Hackathon Results

We recently held an invite-only Urbit Hackathon for graduates of our Hoon School program, and the submissions really impressed us across the board. Submissions were judged on several criteria: creativity, usefulness, and code quality.


June 11, 2020

Robert Mariani

~lodleb-ritrul

Results of the Urbit Hackathon

We recently held an invite-only Urbit Hackathon for graduates of our Hoon School program, and the submissions really impressed us across the board. Submissions were judged on several criteria: creativity, usefulness, and code quality.

Congratulations to all the participants, especially the winners—their projects are seriously impressive.

First Place: Eight Stars

Jose’s ~norsyr-torryn Canvas is a peer-to-peer, collaborative drawing app that comes in the form of a Landscape tile. It’s kind of like a multiplayer MS Paint, but better.

Canvas uses Urbit in a way that we think it’s supposed to be used: the stuff that doesn’t require peer-to-peer or storage heavy lifting, such as the actual “drawing” component of the app, is done outside of Urbit.

In addition to a freehand template for the classic Paint experience, you can choose from a number of templates to work with, such as a grid of fillable hexagons, or maps of parts of the world and of continents with fillable country divisions. Have you ever wanted to compare which countries you visited, color-coded for how much you liked them? Canvas has a built-in feature for sharing your work on chats in Landscape.

Check out a video demonstration of Canvas, and view the code.

Jose wins eight stars, and he also wins le internet for the day. Bravo!

Second Place: Four Stars Each

Luke Champine’s (~watter-parter) flashcard app for Landscape, Rote, has been awarded one of two second-place prizes.

Rote users write decks in udon, review them, and share them with other ships. His immaculate backend code-style and documentation secured his high placement in the Hackathon—his Hoon code also functions as a full-blown walkthrough.
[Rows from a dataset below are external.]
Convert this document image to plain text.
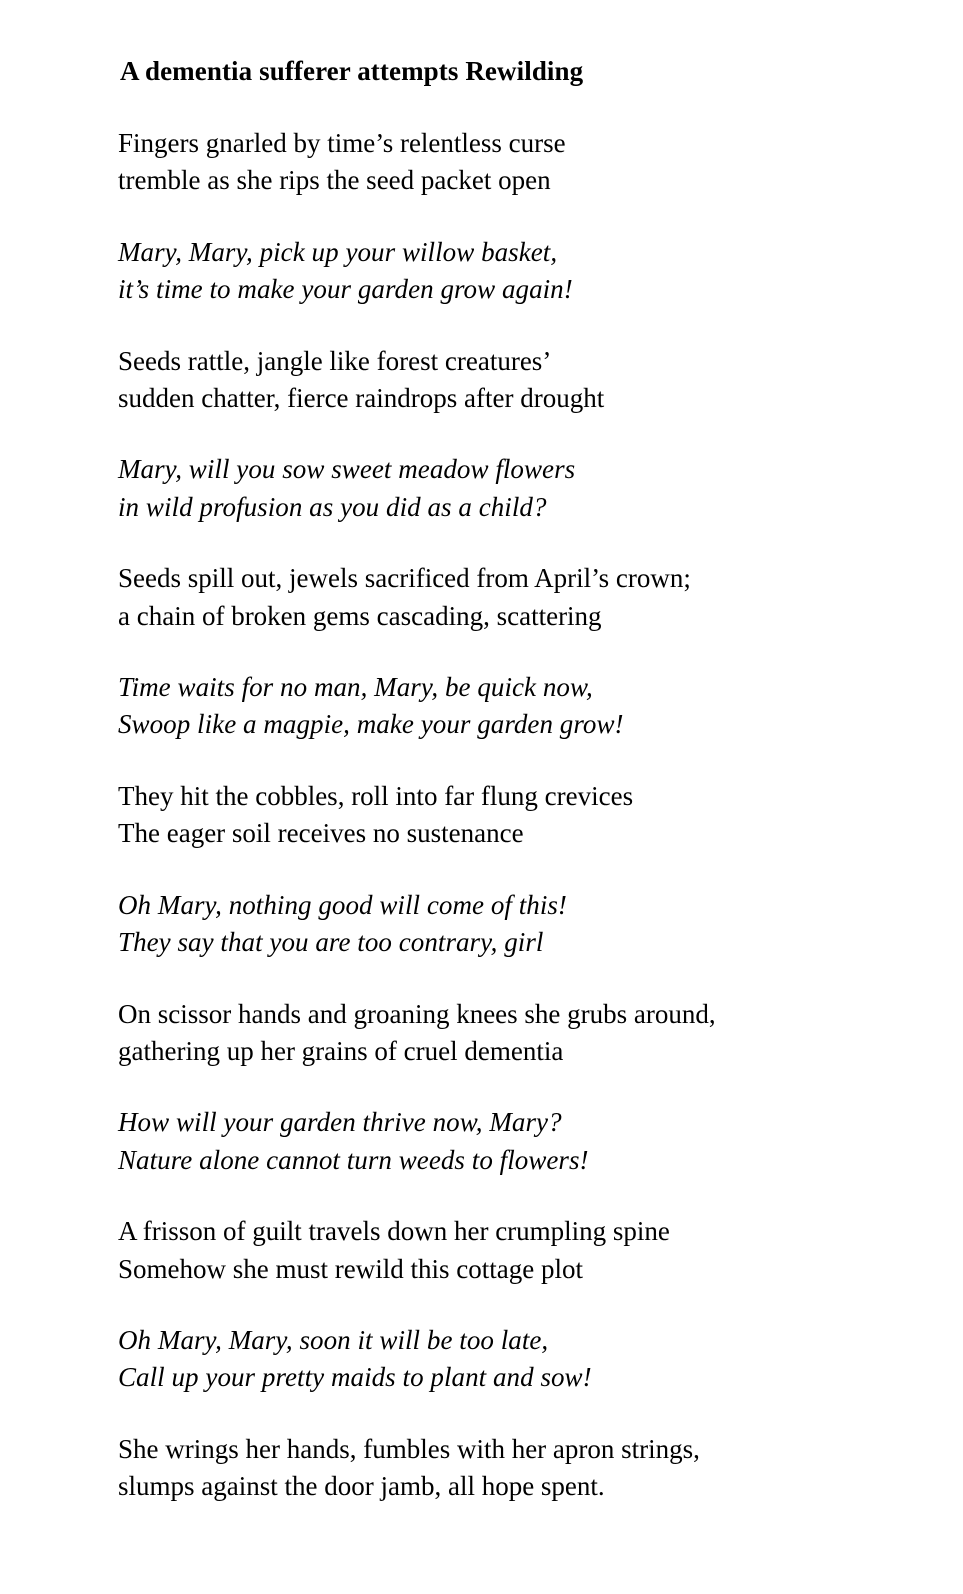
A dementia sufferer attempts Rewilding

Fingers gnarled by time’s relentless curse

tremble as she rips the seed packet open

Mary, Mary, pick up your willow basket,

it’s time to make your garden grow again!

Seeds rattle, jangle like forest creatures’

sudden chatter, fierce raindrops after drought

Mary, will you sow sweet meadow flowers

in wild profusion as you did as a child?

Seeds spill out, jewels sacrificed from April’s crown;

a chain of broken gems cascading, scattering

Time waits for no man, Mary, be quick now,

Swoop like a magpie, make your garden grow!

They hit the cobbles, roll into far flung crevices

The eager soil receives no sustenance

Oh Mary, nothing good will come of this!

They say that you are too contrary, girl

On scissor hands and groaning knees she grubs around,

gathering up her grains of cruel dementia

How will your garden thrive now, Mary?

Nature alone cannot turn weeds to flowers!

A frisson of guilt travels down her crumpling spine

Somehow she must rewild this cottage plot

Oh Mary, Mary, soon it will be too late,

Call up your pretty maids to plant and sow!

She wrings her hands, fumbles with her apron strings,

slumps against the door jamb, all hope spent.
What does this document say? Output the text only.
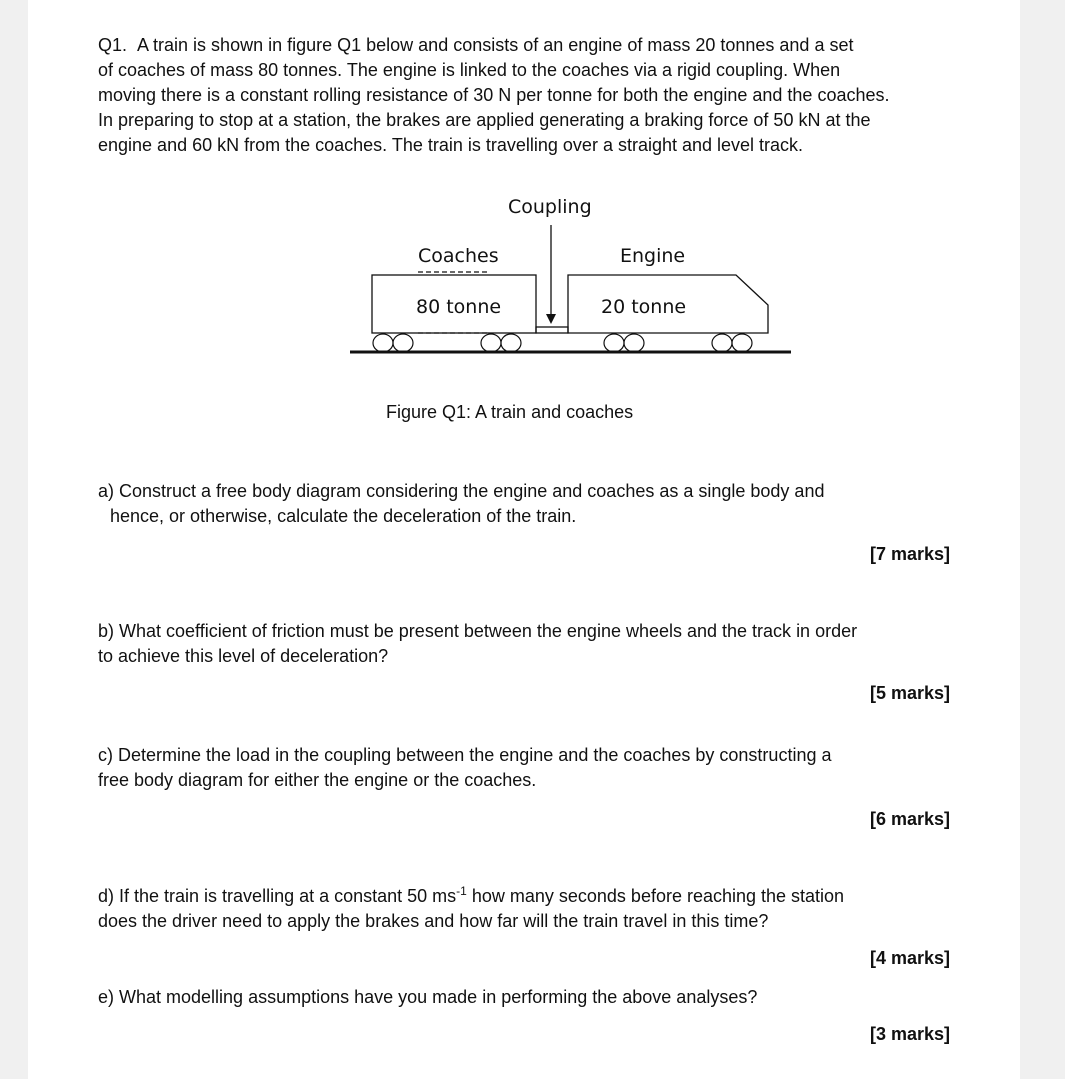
Q1. A train is shown in figure Q1 below and consists of an engine of mass 20 tonnes and a set
of coaches of mass 80 tonnes. The engine is linked to the coaches via a rigid coupling. When
moving there is a constant rolling resistance of 30 N per tonne for both the engine and the coaches.
In preparing to stop at a station, the brakes are applied generating a braking force of 50 kN at the
engine and 60 kN from the coaches. The train is travelling over a straight and level track.
Coupling
Coaches	Engine
80 tonne	20 tonne
Figure Q1: A train and coaches
a) Construct a free body diagram considering the engine and coaches as a single body and
hence, or otherwise, calculate the deceleration of the train.
[7 marks]
b) What coefficient of friction must be present between the engine wheels and the track in order
to achieve this level of deceleration?
[5 marks]
c) Determine the load in the coupling between the engine and the coaches by constructing a
free body diagram for either the engine or the coaches.
[6 marks]
d) If the train is travelling at a constant 50 $ms^{-1}$ how many seconds before reaching the station
does the driver need to apply the brakes and how far will the train travel in this time?
[4 marks]
e) What modelling assumptions have you made in performing the above analyses?
[3 marks]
If you’re a Gall novice and you’re looking to learn, take a look at his code. Luke also kept a Notebook documenting his experience at ~watter-parter/hackathon.

Luke also included example decks for flashcards on Hoon runes and their irregular forms. So, all said and done, everything about Rote is an excellent resource to the eager Hoon neophyte.

Pyry Kovanen (~dinleb-rambep) was also awarded second prize for his reading-list-sharing app, Books. Also a Landscape tile, and it’s pretty darn useful, with the ability to import books from Goodreads. Check out the code and the video demo.

Third Place: Two Stars Each

N E Davis (~lagrev-nocfep) brought the heavy infrastructural artillery with Roessler, and won third prize. Roessler is actually three related Hoon tools: roessler proper, a library for solving the differential equations producing the Roessler attractor. lazytrig, a library for transcendental functions. proj-3d, a generator that takes the 3D coordinates produced by Roessler.

The Roessler project is full of cool, novel features. You might enjoy taking a look at the GitHub repo ...if your brain is big enough.

John Franklin (~dirwex-dosrev) also secured third place for his Notes application. True to its name, it’s a Landscape tile that allows the user to create and search notes by keyword. Look at the code and the demo video.

Jon (~ribnes-fonbex) was awarded third prize for his Quadratic Voting project. It implements for Urbit ships a quadratic voting system, which is sort of like ranked-choice voting but allows people to express their stronger preferences.

Congratulations to the winners and to everyone who submitted—nice work!

The Future

We were thoroughly impressed with all of the projects from this inaugural Hackathon. Not only did this Hackathon demonstrate the talent and dedication of our community members, it’s an encouraging sign about the maturity of the Urbit system. We’re going to hold more Hackathons in the future, with one big change: they will be open to anyone who applies.